The platinum touch

I just happened to see Mr. Longneck Jr. walking down the road. I asked him if he could tell me a story, or a legend. Well, he first listed all the stories he knew. “The rekoned redhead, Uni and the knight, the story of Ipep and Niddhoggr, and the platinum touch…” I wanted to hear a magical story so I asked for “The platinum touch”.

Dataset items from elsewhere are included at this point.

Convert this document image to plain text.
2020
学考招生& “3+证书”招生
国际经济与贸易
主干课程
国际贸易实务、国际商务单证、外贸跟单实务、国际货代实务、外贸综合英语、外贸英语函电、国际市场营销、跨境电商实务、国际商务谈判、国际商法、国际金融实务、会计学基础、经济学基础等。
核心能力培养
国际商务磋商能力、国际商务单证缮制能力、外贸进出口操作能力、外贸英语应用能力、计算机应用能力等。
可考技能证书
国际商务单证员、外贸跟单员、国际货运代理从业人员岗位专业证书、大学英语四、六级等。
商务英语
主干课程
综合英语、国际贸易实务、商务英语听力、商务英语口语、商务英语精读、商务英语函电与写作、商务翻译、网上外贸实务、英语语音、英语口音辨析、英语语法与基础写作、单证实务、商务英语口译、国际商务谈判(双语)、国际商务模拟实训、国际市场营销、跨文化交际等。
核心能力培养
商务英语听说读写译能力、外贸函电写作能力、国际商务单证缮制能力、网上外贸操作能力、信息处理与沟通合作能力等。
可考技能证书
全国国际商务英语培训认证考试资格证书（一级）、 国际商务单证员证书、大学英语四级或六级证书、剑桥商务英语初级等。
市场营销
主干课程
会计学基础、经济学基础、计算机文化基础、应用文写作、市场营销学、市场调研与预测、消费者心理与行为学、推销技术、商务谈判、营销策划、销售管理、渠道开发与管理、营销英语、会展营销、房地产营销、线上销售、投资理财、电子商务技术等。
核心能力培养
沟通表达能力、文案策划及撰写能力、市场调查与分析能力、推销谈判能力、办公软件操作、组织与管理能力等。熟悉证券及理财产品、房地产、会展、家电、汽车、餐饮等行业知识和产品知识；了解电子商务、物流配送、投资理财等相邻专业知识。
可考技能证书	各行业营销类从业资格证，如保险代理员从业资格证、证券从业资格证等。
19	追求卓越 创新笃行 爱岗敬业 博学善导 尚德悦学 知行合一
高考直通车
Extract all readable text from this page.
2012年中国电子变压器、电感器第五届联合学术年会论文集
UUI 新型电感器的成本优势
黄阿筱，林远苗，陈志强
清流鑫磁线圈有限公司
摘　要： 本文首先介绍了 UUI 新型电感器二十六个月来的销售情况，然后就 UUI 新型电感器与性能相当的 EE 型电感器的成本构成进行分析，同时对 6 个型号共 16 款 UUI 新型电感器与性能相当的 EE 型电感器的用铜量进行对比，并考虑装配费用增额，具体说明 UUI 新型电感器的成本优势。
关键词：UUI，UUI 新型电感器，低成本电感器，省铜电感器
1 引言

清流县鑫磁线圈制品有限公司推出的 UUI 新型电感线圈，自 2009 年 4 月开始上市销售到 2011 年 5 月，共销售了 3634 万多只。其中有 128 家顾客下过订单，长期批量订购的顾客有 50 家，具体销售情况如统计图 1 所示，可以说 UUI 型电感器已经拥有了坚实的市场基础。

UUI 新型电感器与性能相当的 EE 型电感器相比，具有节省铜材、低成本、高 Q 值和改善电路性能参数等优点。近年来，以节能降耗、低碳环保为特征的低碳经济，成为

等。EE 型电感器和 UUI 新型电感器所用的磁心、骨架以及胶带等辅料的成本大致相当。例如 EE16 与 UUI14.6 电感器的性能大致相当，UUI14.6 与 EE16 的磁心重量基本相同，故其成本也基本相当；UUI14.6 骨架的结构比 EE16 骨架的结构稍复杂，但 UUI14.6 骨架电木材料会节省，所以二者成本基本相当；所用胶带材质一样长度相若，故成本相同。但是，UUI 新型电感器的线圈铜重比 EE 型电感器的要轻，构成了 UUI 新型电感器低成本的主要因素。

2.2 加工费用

“Well”, he began, ” There once was a greedy king named King Platinumonio. He simply adored Platinum. And he loved being king because his crowns are made of platinum! When he was small, he liked music and flowers. But now, when he heard music, he heard platinum coins hitting each other. And when he looked at flowers, he imagined platinum baubles. And if there was something he liked better it was his daughter, Platinumessica. Platinumessica loved the royal pets, a platinum retriver, a snowy owl, a platinumfish, a platinum finch, and the cat, Platinumlocks. Once he woke up, after breakfast, he would play with Platinumessica for about 3 hours. Then he would go to the basement, where all his treasures were. There was a white apple, platinum trophies, platinum wands, platinum-covered plants, and millons upon millons of others. (I am NOT exaggerating.)

One day, as he looked into his platinum trophy, looking at his funny reflection and saying, ‘How happy am I!’ As he was going on to say ‘The wonderful life of King Platinumonio!’

He did not even say 3 words when a stranger said, ‘ Are you really happy?; I could grant you one wish.’ The king looked back to reveal a man with a large, thin, agony cape.

‘Are you?’ the man repeated. ” The man was too suprised to speak. “Yo do floccinaucinihilipipification.”

The king gathered his strength. “What?” He asked. “You do floccinokihilipifipication.” The man repeated. ” Yo useless cause you ain’t talkin’.” ” O.K. Enough jabbering. now I want…” He thought of the stories he had read, knowing not to be foolish.

“I am very bored at trying to gain platinum. I wish that everything I touched was platinum!”

“Well then,” said the stranger. ” Yo’ll find yo pow’r when first lite breaks through yo window.” With a blinding FLASH!! and BANG!! the stranger disappeared.

That night, he couldn’t sleep. He was too exited. The next morning, he (somehow) woke up. He noticed that his sheets had been turned into platinum thread! His alarm was ringing he turned it off, and it became platinum! He came down to eat breakfast. He held a hot potato. It became nice, hot PLATINUM LUMP! He tried some tea. It changed into Molten platinum!!

“Bleeccchh!!!” He yelled. Platinumlocks brushed his feet. It was solid platinum. Platinumlocks ran to him. She wanted to hug him and say “HELLO!” But when she was on the O! she turned into platinum.

The man appeared, for the second time. He samiled. “ARE YOU HAPPY NOW ?!?!”

He boomed. “No!No!Nooooooooooooooooooooooooooooooooo!! I have made a mistake. Can you reverse the spell?!?!?!?!?!?!!?!??!”

“Yes, If you follow these directions. You have to punch them to reverse the spell.” He eventually punched them and, after crying 973 cm of tears, they lived happily ever after.

Now whenever King Platinumonio sees platinum, he gets a huge stomachache. Then he loved gold and changed the people’s and animal’s names.

There was his daughter, Marigold. He painted the Platinumfish gold, and it became a goldfish, while he painted the dog, became a golden retreiver, painted the bird, became a goldfinch, and painted the cat.The cat HATED paint so… you get the idea. Well, the cat’s name is now Goldilocks.



Disclaimer: This story is adapted from The Golden Touch.

The End

1 Comment »

  1. Poogue Master said,

    February 10, 2006 @ 9:38 pm

    Some spelling errors [when, and an extra semicolon]. But most importantly, floccinokinihilipifipication is wrong. It should be spelled “floccinaucinihilipipification”.